Читаем Здесь птицы не поют полностью

Тридцать шагов эта тварь преодолела буквально за две секунды, Виктор едва успел покрепче вцепиться в дробовик, даже не помышляя о том, чтобы сделать выстрел. С ног Рогозина сбил вонючий черный вихрь, в который превратился обращенный. Они повалились на землю, пару метров тело Рогозина тащила по земле инерция, но никакой боли он не почувствовал, наполненный ужасом, который внушала ему зубастая зловонная почти неузнаваемая харя недавнего знакомца. С огромными зубами, с которых что‑то капало, рычащая, с выпученными глазами, изрезанными красной сеткой раздутых кровеносных сосудов, едва не выпадающими из глазниц, она была ужасна, и страх буквально парализовал Рогозина. Очень удачно в последний миг Виктору удалось воткнуть ружье между зубов монстру и теперь чудовище грызло железо, мерзко скрипели зубы, во все стороны летели брызги какой‑то дряни, иногда попадающей на лицо Виктору.

Ему показалось, что прошла уже вечность, а Юрик все не появлялся. Все окружающее пространство заполнила чернота свирепой рожи обращенного, он вцепился обеими руками с полуразложившимися, но почему‑то крепкими когтями в почти незащищенное горло Рогозина. В глазах Виктора появились радужные круги, захотелось глубоко вдохнуть побольше воздуха, но тот отказывался заполнять легкие, словно не стало его во всей Якутии.

И внезапно все кончилось: на лицо Рогозина пролился холодный кисель, что‑то больно ударило его прямо в лоб — так, что искры из глаз, но в следующий миг над собой он увидел не отвратительный оскал чудовища, а высокое синее небо с парой облаков. Тяжесть лежащего на Рогозине тела, однако, никуда не делась.

Адреналин бушевал в организме, вызывая мощную трясучку, Виктор одним движением сбросил с себя мертвое — теперь уже окончательно мертвое — тело, подтянул к подбородку колени и часто задышал, растирая поврежденное горло. Хотел что‑нибудь сказать, но ни язык, ни губы слушаться не хотели.

— Все, паря, все. Уделали мы эту тварь, — говорил рядом Юрик, гладя Рогозина по голове. — Ты настоящий герой. Я не знаю, смог бы так с ним…

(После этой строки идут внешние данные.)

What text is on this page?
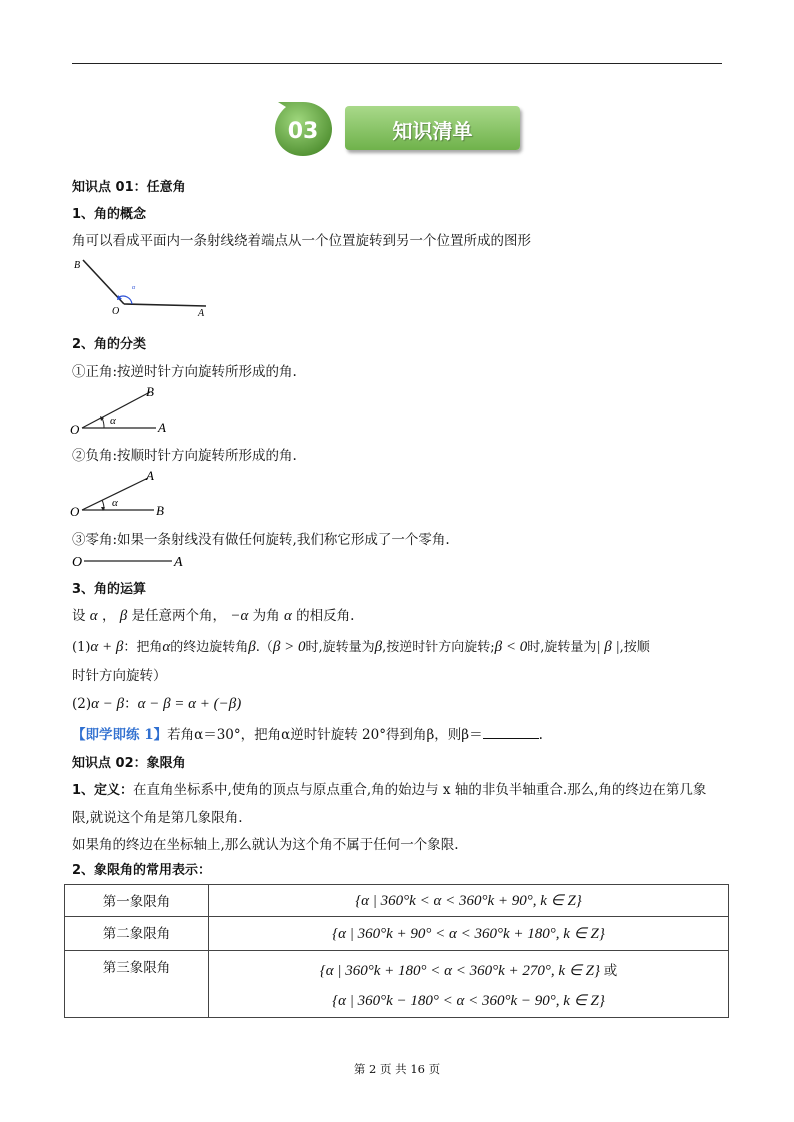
03	知识清单
知识点 01：任意角
1、角的概念
角可以看成平面内一条射线绕着端点从一个位置旋转到另一个位置所成的图形
B
O	A
α
2、角的分类
①正角:按逆时针方向旋转所形成的角.
B
O	A
α
②负角:按顺时针方向旋转所形成的角.
A
O	B
α
③零角:如果一条射线没有做任何旋转,我们称它形成了一个零角.
O	A
3、角的运算
设 α ， β 是任意两个角， −α 为角 α 的相反角.
(1)α + β：把角α的终边旋转角β.（β > 0时,旋转量为β,按逆时针方向旋转;β < 0时,旋转量为| β |,按顺
时针方向旋转）
(2)α − β：α − β = α + (−β)
【即学即练 1】若角α＝30°，把角α逆时针旋转 20°得到角β，则β＝	.
知识点 02：象限角
1、定义：在直角坐标系中,使角的顶点与原点重合,角的始边与 x 轴的非负半轴重合.那么,角的终边在第几象
限,就说这个角是第几象限角.
如果角的终边在坐标轴上,那么就认为这个角不属于任何一个象限.
2、象限角的常用表示：
第一象限角	{α | 360°k < α < 360°k + 90°, k ∈ Z}
第二象限角	{α | 360°k + 90° < α < 360°k + 180°, k ∈ Z}
第三象限角	{α | 360°k + 180° < α < 360°k + 270°, k ∈ Z} 或
{α | 360°k − 180° < α < 360°k − 90°, k ∈ Z}
第 2 页 共 16 页
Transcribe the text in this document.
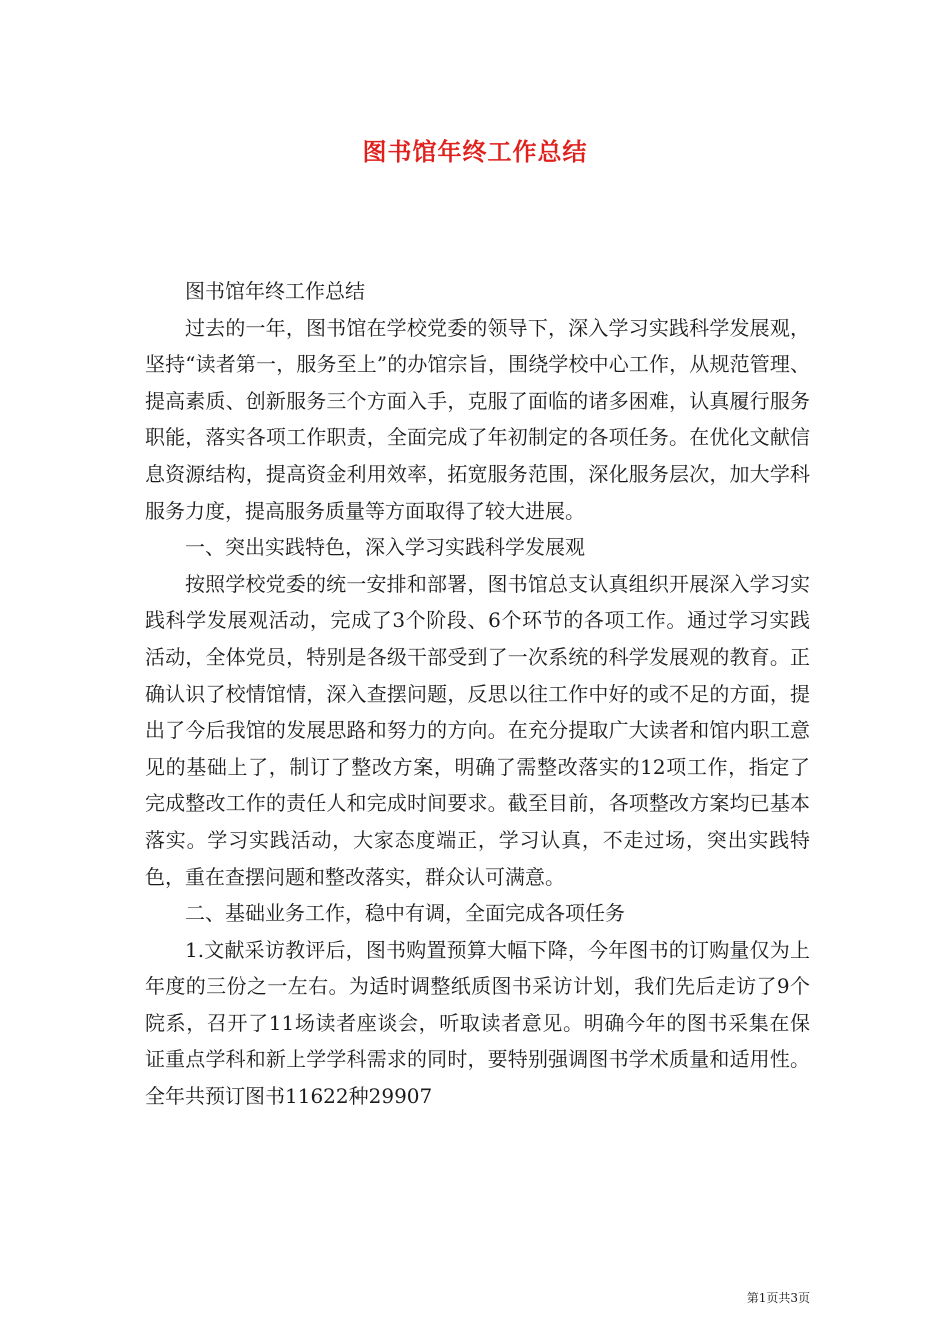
图书馆年终工作总结

图书馆年终工作总结

过去的一年，图书馆在学校党委的领导下，深入学习实践科学发展观，坚持“读者第一，服务至上”的办馆宗旨，围绕学校中心工作，从规范管理、提高素质、创新服务三个方面入手，克服了面临的诸多困难，认真履行服务职能，落实各项工作职责，全面完成了年初制定的各项任务。在优化文献信息资源结构，提高资金利用效率，拓宽服务范围，深化服务层次，加大学科服务力度，提高服务质量等方面取得了较大进展。

一、突出实践特色，深入学习实践科学发展观

按照学校党委的统一安排和部署，图书馆总支认真组织开展深入学习实践科学发展观活动，完成了3个阶段、6个环节的各项工作。通过学习实践活动，全体党员，特别是各级干部受到了一次系统的科学发展观的教育。正确认识了校情馆情，深入查摆问题，反思以往工作中好的或不足的方面，提出了今后我馆的发展思路和努力的方向。在充分提取广大读者和馆内职工意见的基础上了，制订了整改方案，明确了需整改落实的12项工作，指定了完成整改工作的责任人和完成时间要求。截至目前，各项整改方案均已基本落实。学习实践活动，大家态度端正，学习认真，不走过场，突出实践特色，重在查摆问题和整改落实，群众认可满意。

二、基础业务工作，稳中有调，全面完成各项任务

1.文献采访教评后，图书购置预算大幅下降，今年图书的订购量仅为上年度的三份之一左右。为适时调整纸质图书采访计划，我们先后走访了9个院系，召开了11场读者座谈会，听取读者意见。明确今年的图书采集在保证重点学科和新上学学科需求的同时，要特别强调图书学术质量和适用性。全年共预订图书11622种29907

第1页共3页
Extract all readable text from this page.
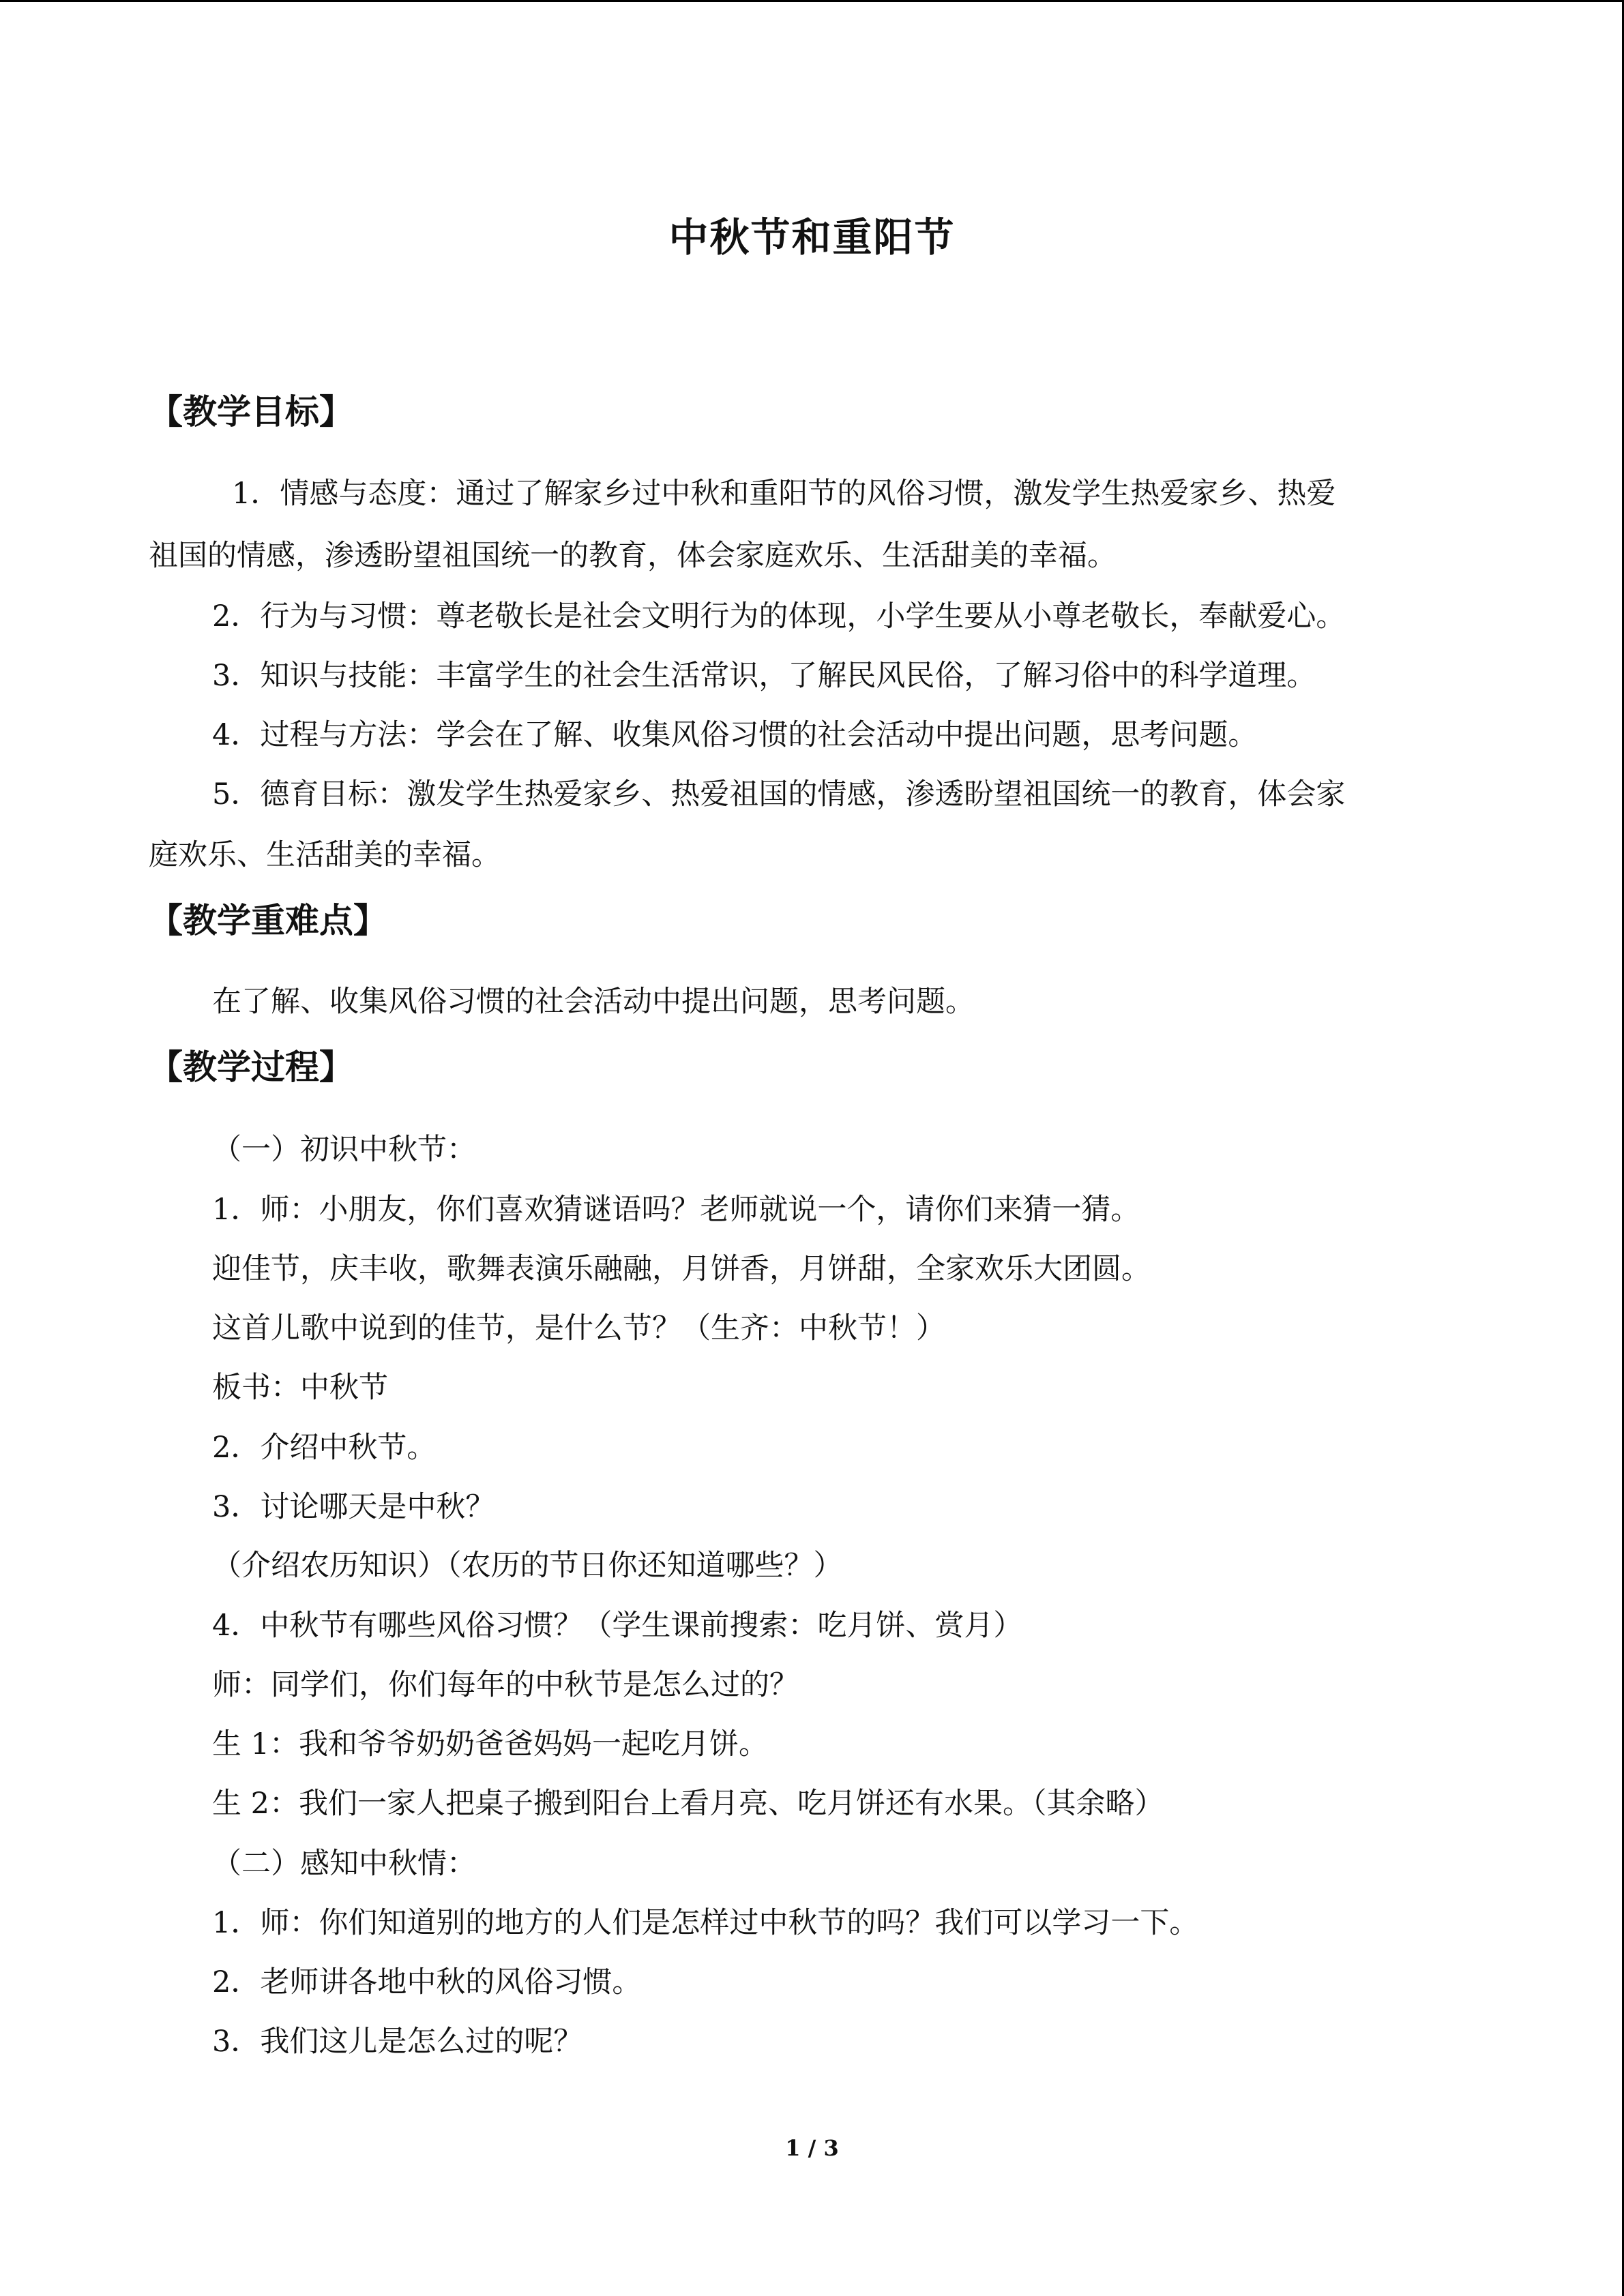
中秋节和重阳节
【教学目标】
1．情感与态度：通过了解家乡过中秋和重阳节的风俗习惯，激发学生热爱家乡、热爱
祖国的情感，渗透盼望祖国统一的教育，体会家庭欢乐、生活甜美的幸福。
2．行为与习惯：尊老敬长是社会文明行为的体现，小学生要从小尊老敬长，奉献爱心。
3．知识与技能：丰富学生的社会生活常识，了解民风民俗，了解习俗中的科学道理。
4．过程与方法：学会在了解、收集风俗习惯的社会活动中提出问题，思考问题。
5．德育目标：激发学生热爱家乡、热爱祖国的情感，渗透盼望祖国统一的教育，体会家
庭欢乐、生活甜美的幸福。
【教学重难点】
在了解、收集风俗习惯的社会活动中提出问题，思考问题。
【教学过程】
（一）初识中秋节：
1．师：小朋友，你们喜欢猜谜语吗？老师就说一个，请你们来猜一猜。
迎佳节，庆丰收，歌舞表演乐融融，月饼香，月饼甜，全家欢乐大团圆。
这首儿歌中说到的佳节，是什么节？（生齐：中秋节！）
板书：中秋节
2．介绍中秋节。
3．讨论哪天是中秋？
（介绍农历知识）（农历的节日你还知道哪些？）
4．中秋节有哪些风俗习惯？（学生课前搜索：吃月饼、赏月）
师：同学们，你们每年的中秋节是怎么过的？
生 1：我和爷爷奶奶爸爸妈妈一起吃月饼。
生 2：我们一家人把桌子搬到阳台上看月亮、吃月饼还有水果。（其余略）
（二）感知中秋情：
1．师：你们知道别的地方的人们是怎样过中秋节的吗？我们可以学习一下。
2．老师讲各地中秋的风俗习惯。
3．我们这儿是怎么过的呢？
1 / 3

Он еще что‑то говорил, а Рогозин не слышал, полностью сосредоточившись на своих собственных переживаниях, на чувствах, постепенно возвращавшихся, на чистоте лесного воздуха, ворвавшегося в легкие. Но не успел он сделать и десятка полных вдохов — выдохов, как какая‑то необъяснимая сила заставила его подскочить и наброситься на черное тело обращенного. Он пинал неподвижную тушу монстра ногами, молотил кулаками, под руку попалась какая‑то полусырая жлыга и Рогозин сломал ее о тело мертвеца. Затем оглянулся, отыскивая взглядом откатившуюся голову, и нашел ее за деревом — по иссиня — черному следу, оставленному жидкостью, что вылилась из обрубка шеи. Схватив мертвечину за остатки волос, он подбросил голову вверх и точным ударом ноги — как заправский футболист — отправил ее кувыркаться куда‑то в кусты. Боль от этого действия отрезвила его и заставила остановиться.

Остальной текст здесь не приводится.